Samurai Jack managed to partly overcome this, within its strict formula, by 1. setting its stories in a surreal alternate present/future, in which the samurai hero (voiced by Phil Lamarr) is the only figure from history-as-we-know-it, and therefore the character the viewers identify with; 2. making Jack, apart from the non-human villain Aku (voiced Mako), the only recurring character, furthering our identification; 3. using extremely stylized art for all the characters, (this and the anthological format also lets the writers riff on different historical periods but in a playful, throwaway way) and 4. low-dialogue scripts - I feel this is a part of it, somehow, though I'm still thinking about why.
Obviously one of the things that made SJ possible was the popularity of anime - Asian characters are pretty popular in cartoons (always in an action context, however).

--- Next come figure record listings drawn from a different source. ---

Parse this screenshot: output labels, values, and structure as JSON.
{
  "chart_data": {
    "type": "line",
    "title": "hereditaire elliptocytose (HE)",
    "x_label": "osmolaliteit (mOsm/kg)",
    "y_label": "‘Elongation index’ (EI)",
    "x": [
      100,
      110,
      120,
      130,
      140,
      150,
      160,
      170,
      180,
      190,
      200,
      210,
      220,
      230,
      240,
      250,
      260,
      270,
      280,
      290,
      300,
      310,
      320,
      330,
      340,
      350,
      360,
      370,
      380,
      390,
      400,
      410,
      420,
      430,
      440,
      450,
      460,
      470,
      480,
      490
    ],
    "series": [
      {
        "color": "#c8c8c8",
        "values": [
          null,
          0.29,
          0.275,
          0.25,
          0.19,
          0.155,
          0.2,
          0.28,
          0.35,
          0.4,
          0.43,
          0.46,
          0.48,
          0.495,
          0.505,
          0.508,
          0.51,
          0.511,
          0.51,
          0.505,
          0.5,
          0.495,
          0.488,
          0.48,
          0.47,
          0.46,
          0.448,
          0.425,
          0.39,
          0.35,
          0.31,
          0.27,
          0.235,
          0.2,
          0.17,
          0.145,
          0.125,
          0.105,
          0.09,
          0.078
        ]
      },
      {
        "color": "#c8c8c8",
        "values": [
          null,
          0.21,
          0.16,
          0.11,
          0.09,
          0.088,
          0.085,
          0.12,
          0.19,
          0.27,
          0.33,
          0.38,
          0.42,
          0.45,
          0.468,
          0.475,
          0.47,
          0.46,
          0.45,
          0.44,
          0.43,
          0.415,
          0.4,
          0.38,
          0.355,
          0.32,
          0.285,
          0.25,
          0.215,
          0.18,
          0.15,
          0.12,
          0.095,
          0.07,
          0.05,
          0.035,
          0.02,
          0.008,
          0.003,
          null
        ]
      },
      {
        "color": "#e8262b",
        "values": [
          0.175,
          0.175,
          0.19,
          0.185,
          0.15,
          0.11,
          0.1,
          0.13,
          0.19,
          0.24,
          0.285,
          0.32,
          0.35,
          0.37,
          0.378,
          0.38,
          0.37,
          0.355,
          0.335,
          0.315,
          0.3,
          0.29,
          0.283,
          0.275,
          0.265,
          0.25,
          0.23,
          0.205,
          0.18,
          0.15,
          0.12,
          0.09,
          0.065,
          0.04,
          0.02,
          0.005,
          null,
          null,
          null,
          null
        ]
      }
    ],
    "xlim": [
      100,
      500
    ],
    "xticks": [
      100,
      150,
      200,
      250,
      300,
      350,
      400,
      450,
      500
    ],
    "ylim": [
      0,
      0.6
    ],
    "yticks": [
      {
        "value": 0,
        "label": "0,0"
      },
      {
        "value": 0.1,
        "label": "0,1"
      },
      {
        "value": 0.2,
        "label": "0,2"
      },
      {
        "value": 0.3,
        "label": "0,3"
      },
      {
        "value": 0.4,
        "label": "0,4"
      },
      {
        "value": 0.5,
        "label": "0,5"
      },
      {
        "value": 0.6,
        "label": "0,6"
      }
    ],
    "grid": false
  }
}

Kung Fu Skunk, like the feature Kung Fu Panda and for that matter like TMNT, combines funny-animal character design with martial-arts-movie plotting, and can write the characters as Asian without hammering the point. (Usually the younger main characters have American accents, but it could be argued that first- and second-generation immigrant characters are being depicted.)
*Tak and the Power of Juju
** a major exception is Fillmore!, in which the lead character is a black pre-teen; this is partly because the show is a (very entertaining) riff on police dramas like Dragnet, set in a junior high, and Fillmore and his partner Ingrid are a classic black detective, white detective pairing. I have to give props to the tv department of Disney, actually - they're also responsible for the Lilo & Stitch series (pretty much everyone is either Hawaiian or an extraterrestrial) and a show I haven't seen called Jake Long, American Dragon.
*** tangent - I've noticed attempts to by unstereotypical by simply inverting the stereotypes - there are at least three shows (Danny Phantom, Class of the Titans, Billy & Mandy) where the black kid is the geek character.
**** to be fair, Dave the Barbarian is riffing on sword-and-sorcery cliches, not history.